I was transported by ambulance to the hospital with two broken wrists, a laceration on my nose and a badly bruised leg. One wrist required surgery while I was pregnant and the other wrist was put in a cast. Thankfully, our baby was OK but I had no use of my hands and wrists. I gave birth a week later but I couldn’t pick up my son, as my wrists were not even close to healed. I couldn’t breastfeed—really impossible without wrists—couldn’t change a diaper, couldn’t give him a bath. Heck, it would be weeks before I could bathe myself again! It was awful.

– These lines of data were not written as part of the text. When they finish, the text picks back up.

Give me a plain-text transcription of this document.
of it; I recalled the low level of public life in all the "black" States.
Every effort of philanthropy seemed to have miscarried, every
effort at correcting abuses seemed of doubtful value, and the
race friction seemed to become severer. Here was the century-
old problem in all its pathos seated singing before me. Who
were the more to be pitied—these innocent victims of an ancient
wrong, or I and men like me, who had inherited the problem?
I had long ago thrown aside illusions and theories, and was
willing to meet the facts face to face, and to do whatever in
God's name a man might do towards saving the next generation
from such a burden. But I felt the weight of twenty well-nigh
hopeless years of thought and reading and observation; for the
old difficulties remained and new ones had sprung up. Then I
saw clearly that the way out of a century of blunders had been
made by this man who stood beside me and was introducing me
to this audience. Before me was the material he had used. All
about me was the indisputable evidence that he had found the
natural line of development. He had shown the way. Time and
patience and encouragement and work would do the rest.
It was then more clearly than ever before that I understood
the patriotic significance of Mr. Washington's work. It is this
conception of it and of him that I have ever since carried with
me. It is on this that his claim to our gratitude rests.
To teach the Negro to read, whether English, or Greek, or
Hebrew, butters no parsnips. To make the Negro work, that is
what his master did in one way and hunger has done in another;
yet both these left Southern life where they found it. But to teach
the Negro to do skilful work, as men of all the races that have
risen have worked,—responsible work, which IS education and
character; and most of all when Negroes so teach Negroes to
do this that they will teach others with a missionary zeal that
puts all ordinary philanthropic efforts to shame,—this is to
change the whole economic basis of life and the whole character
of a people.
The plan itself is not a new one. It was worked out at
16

We finally had our healthy son, but I was a spectator, watching as others cared for him. I felt like a guest in my own home as we needed so much help.

Only then, did I grow up and face reality.

I was always in the room when he was changed and fed. I did a ton of “skin on skin” with him on my chest and I made sure, above all else, that he knew my voice and the touch of my fingertips. My first day alone with him, when I could really hold him and care for him, was one of the best days of my life.

My hands and wrists still ache and I’m not sure I’ll ever be that person again who walked onto that elevator that day. Nathan is 4 months old and I feel like a superhero every time I pick him up. This Mother’s Day we’ll be celebrating and I’ll be holding on to my baby with both hands!